Upset over failed promises, students take up road repair
Upset and disillusioned with the district administration for turning a deaf ear to their pleas, students of Khenkul High School in Murshidabad took matters in their own hands on Monday and turned up in their hundreds to pick shovels and get busy on the job.Updated: Aug 06, 2013 13:27 IST
Utterly upset and disillusioned with the district administration for turning a deaf ear to their pleas of mobilising urgent repairs on a road linking their school to local villages, the students of Khenkul High School in the Nabagram block of Murshidabad took matters in their own hands on Monday and turned up in their hundreds to pick shovels and get busy on the job.
According to local sources, the teachers and students had tendered separate memorandums to local political parties and district administration, urging repairs on the critical 1km stretch, but none managed to elicit the desired response.
Sensing no hope of being heard or having their plight addressed, the students, with able support from a section of teachers, pooled money to mount a unique repair effort on the road.
Home to around 1000 students, the school draws its pupils from several small villages in the Nabagram area including Jaykrishnapur, Bathan, Milki and Bilbari. The school further houses a tribal hostel for boys run by the central government.
Held among the oldest villages in Murshidabad, Khenkul has long been deprived of proper development initiatives and has even been shorn of such basic civic amenities as roads.
Every year, especially during the monsoon months, the Khenkul-Gangarampur-Shibpur road turns a veritable death trap for students.

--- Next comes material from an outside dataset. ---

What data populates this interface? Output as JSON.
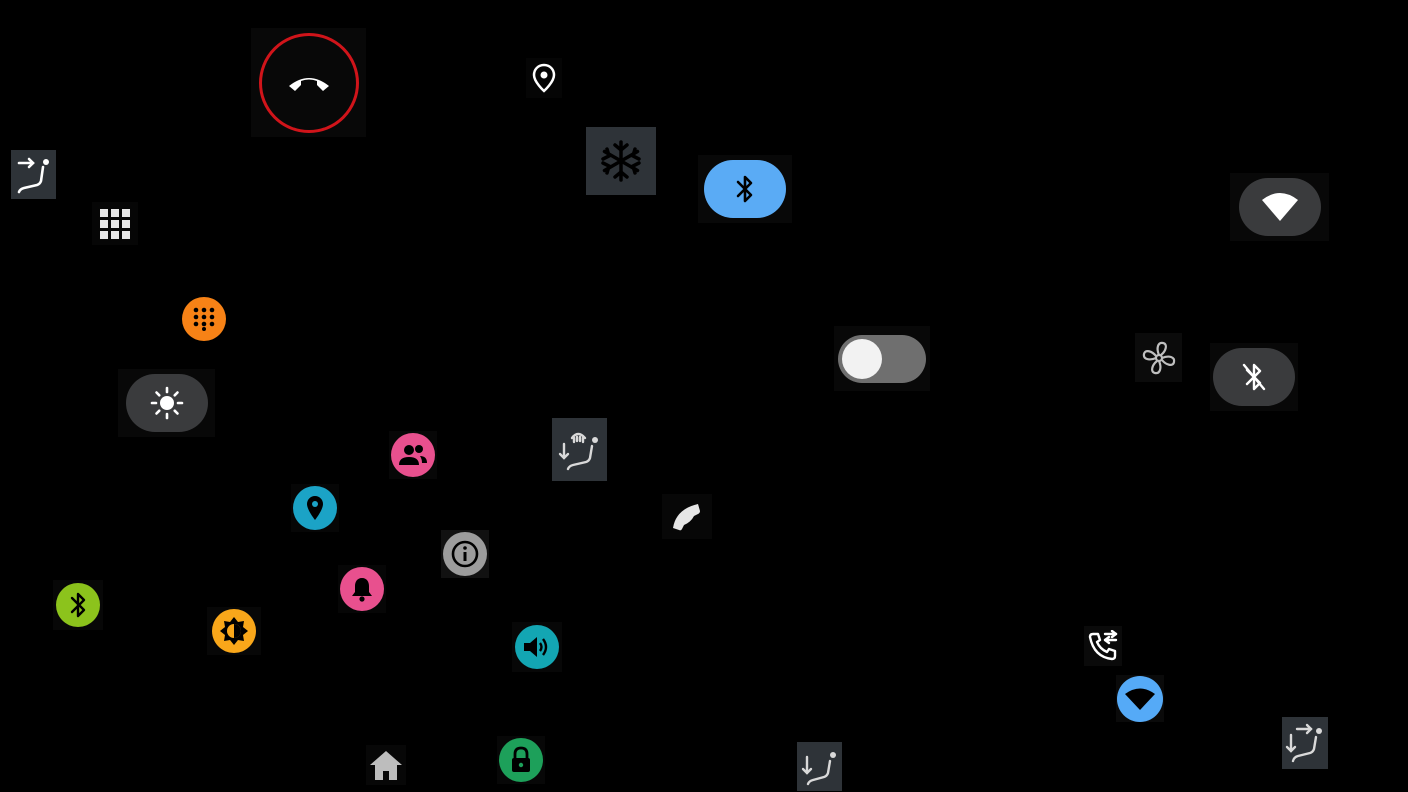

The gaping potholes and trenches on the road make commuting a hazard for both the teachers and students.
The local panchayat authorities at Kiriteshwari and Shibpur too had been in the know of the commuting woes of the school goers, but did little to address their concerns over the last five years.
With all hopes of drawing the notice of top administrative officials seemingly dead, the teachers and students raised funds from their own meagre resources and bought construction materials and tools to repair the road.
Neither the local administration nor parties contributed a single penny to the effort, said sources.
“The road has long been in a pitiable state and only grew worse over the last few years. For want of proper maintenance over the years, the road has suffered major damages and turns into a death trap for commuters during monsoon.
The road has suffered further wear and tear due to unchecked movement of heavy vehicles, which often takes this stretch to avoid traffic snarls on National Highway 34. Every other day we get word of students falling into a pothole while on way to school,” Ashim Pramanik, the English teacher at the school, told HT.
“During his days as Jangipur MP, Pranab Mukherjee once paid a visit to our school to preside over a function and we then handed him a memorandum, seeking urgent repairs on the road. We even moved similar memorandums with district MPs Adhir Chowdhury and Mannan Hossain. They all promised much, but did little,” Pramanik said.
“We feel happy to have been able start some repairs on the road and hope this effort would go a long way towards reducing the commuting hazards on it,” Sohail Sheikh, a Class 12 student who took part in the repair effort, told HT.